How would methods differ?
That would depend a lot on the Dead Language. In case of Latin (and probably Ancient Greek, at least some historical variants of it, and two or three others), you could learn it like a living language too. There are coursebooks like Assimil, there are grammar workbooks, there are very living-like coursebooks for schools (I was very impressed, when a friend of mine showed me her Latin coursebook used in a German school. That was many years ago).
You could definitely go the traditional way, focusing a lot on grammar and analyses. And I think you'd have a solid chance to succeed, if you really followed those textbooks with lots and lots of reading. Whether or not the language is dead, I think the old learning method is too demonized and blamed for something it wasn't guilty of.
But in case of many other languages, you'd have no choice than to learn more like a sort of cryptography, or a rather theoretical thing, given the scarcity of available resources or incomplete knowledge of the language.
Would the reading/listening approach work well for this task? Or should listening be a lower priority?
Yes, I think it could work well, but it would depend only on the quality and amount of the available resources. In some cases, it would be rather impossible, you'd be inventing a lot of stuff (and probably wrongly. What a luck the natives cannot defend their language ). In others, it wouldn't be so hard.
In case of Latin, you'd struggle not only with the two official variants of the pronunciation (church vs. classical), but also all the variants or "accents" of the "normal" pronuncation. It doesn't get discussed much, but the way a French, a German, a Czech, an English, and an Italian natives will pronounce Latin "right" will sound very different. And all of them will probably swear they are using the official reconstructed classical Latin pronunciation. You can even get mocked for the "mistakes" you were officially taught. So, it's not that simple.
I'd say the main value of listening, no matter how artificial the recording may seem, and speaking, no matter how useless it is in the real life, is mainly a memory aid. You get to save information to your cortex with more tools. That's what I find very valuable. And something I honestly believe I should have been doing a decade ago.
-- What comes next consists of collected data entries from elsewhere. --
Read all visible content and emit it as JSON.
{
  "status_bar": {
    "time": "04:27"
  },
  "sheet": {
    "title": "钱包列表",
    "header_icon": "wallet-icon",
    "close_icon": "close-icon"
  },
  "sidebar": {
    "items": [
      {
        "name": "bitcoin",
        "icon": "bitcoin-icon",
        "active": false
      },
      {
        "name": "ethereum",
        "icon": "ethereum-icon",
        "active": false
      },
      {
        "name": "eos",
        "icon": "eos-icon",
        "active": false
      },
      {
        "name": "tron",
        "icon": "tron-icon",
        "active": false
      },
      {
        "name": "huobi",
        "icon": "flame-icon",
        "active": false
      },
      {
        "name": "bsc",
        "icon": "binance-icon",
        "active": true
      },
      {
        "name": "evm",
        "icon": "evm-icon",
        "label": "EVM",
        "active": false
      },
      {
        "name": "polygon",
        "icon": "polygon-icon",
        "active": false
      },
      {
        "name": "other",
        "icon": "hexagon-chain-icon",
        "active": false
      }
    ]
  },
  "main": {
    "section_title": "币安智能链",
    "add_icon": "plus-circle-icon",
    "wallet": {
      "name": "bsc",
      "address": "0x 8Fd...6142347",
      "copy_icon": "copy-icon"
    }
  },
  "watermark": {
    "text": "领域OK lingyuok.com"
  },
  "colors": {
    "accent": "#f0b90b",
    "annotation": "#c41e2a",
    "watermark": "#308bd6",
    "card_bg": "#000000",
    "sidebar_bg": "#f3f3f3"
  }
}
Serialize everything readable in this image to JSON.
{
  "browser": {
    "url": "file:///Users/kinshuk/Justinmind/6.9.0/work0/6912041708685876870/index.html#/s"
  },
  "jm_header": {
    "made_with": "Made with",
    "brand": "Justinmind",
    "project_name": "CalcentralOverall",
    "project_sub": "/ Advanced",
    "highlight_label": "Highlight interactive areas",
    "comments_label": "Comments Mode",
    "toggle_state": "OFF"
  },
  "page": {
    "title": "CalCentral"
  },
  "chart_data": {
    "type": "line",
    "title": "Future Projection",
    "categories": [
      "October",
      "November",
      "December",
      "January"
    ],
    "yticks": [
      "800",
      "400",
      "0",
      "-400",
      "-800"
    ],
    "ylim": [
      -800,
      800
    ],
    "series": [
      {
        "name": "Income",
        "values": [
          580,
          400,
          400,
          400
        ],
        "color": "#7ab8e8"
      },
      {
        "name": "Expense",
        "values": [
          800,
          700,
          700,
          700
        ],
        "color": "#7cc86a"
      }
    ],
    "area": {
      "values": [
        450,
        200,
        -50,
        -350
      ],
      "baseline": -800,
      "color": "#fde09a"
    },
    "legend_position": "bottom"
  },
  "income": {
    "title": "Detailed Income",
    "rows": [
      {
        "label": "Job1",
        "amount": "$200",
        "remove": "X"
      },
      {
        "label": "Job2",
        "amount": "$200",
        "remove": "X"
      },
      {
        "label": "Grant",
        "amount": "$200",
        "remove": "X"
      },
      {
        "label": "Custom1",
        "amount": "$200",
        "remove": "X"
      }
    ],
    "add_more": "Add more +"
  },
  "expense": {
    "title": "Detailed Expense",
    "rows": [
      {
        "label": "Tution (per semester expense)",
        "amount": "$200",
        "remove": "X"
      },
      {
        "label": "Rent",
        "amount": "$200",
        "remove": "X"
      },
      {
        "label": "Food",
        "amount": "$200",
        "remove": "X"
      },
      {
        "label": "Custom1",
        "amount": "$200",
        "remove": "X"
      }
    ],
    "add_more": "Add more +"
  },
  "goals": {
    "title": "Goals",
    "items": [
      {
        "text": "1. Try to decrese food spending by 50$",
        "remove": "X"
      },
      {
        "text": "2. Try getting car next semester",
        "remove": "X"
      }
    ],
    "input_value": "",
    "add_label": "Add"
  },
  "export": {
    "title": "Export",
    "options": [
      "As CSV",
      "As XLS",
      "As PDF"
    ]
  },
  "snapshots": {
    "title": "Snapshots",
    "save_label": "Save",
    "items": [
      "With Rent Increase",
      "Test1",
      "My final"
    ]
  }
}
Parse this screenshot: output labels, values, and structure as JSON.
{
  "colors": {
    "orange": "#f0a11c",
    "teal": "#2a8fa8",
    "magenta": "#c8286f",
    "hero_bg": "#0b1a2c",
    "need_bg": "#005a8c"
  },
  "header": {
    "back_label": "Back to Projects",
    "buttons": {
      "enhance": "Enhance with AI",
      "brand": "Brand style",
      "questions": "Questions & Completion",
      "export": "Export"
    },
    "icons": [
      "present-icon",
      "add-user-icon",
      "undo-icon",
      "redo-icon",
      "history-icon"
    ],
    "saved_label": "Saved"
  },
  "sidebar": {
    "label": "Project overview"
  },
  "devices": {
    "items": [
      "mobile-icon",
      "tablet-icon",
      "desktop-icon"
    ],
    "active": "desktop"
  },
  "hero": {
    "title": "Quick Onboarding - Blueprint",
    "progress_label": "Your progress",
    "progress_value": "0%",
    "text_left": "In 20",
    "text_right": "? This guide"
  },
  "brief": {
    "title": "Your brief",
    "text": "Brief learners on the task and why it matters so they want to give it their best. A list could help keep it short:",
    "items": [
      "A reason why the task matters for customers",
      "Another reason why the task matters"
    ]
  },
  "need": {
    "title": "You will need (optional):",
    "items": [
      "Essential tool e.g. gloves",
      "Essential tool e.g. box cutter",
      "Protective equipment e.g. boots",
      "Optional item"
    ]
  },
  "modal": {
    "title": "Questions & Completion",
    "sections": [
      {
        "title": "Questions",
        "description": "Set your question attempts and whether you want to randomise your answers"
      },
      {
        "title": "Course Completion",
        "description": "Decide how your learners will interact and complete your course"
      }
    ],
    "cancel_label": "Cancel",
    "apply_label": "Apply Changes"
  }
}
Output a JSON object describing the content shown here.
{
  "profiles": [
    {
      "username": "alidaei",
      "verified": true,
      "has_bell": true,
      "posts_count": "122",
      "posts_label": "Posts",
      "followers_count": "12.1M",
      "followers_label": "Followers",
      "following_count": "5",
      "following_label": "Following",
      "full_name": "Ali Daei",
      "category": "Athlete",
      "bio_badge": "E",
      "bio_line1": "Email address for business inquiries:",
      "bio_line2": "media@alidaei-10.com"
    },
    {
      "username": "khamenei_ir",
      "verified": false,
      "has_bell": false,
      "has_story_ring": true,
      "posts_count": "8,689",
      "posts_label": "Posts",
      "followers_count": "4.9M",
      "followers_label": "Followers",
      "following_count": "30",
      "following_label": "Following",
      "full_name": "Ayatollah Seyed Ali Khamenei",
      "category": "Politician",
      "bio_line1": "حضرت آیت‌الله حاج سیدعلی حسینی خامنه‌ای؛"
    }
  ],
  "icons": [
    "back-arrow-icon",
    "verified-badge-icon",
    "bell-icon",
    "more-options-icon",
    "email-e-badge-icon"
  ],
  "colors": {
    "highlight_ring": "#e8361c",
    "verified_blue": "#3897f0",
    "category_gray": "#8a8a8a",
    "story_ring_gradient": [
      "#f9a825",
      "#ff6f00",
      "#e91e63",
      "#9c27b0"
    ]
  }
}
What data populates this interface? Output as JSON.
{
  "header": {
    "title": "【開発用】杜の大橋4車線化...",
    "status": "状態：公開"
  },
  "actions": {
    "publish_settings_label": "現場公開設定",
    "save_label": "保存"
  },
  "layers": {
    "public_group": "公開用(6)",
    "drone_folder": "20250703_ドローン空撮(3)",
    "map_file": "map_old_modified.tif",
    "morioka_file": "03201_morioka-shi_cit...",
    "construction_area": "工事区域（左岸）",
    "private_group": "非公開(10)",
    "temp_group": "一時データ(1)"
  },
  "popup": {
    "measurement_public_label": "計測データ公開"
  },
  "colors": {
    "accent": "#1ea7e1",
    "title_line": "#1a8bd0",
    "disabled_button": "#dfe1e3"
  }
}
How would you replace the time you would normally spend in conversation or with a language partner?
I don't usually do that much, so there is nothing to replace But more seriously: I'd say more reading is always a good idea.
But now that I think of it, I am luckier than most, when it comes to using a dead language in the normal professional life
Would you expect learning to be faster and easier or slower and harder?
Neither. It would depend on your goals, and also what do you compare the Dead language to. In my case, I'd expect Latin to be much easier than learning to read Japanese. But probably harder than Italian. And a different Dead language would be much harder. No clue whether I'd expect contemporary Mandarin to be harder than Classical Chinese.
I don't think it makes any sense to generalize in this case, as another variable will be the literature available to you.
Btw I love Einzelne's idea about the graded readers.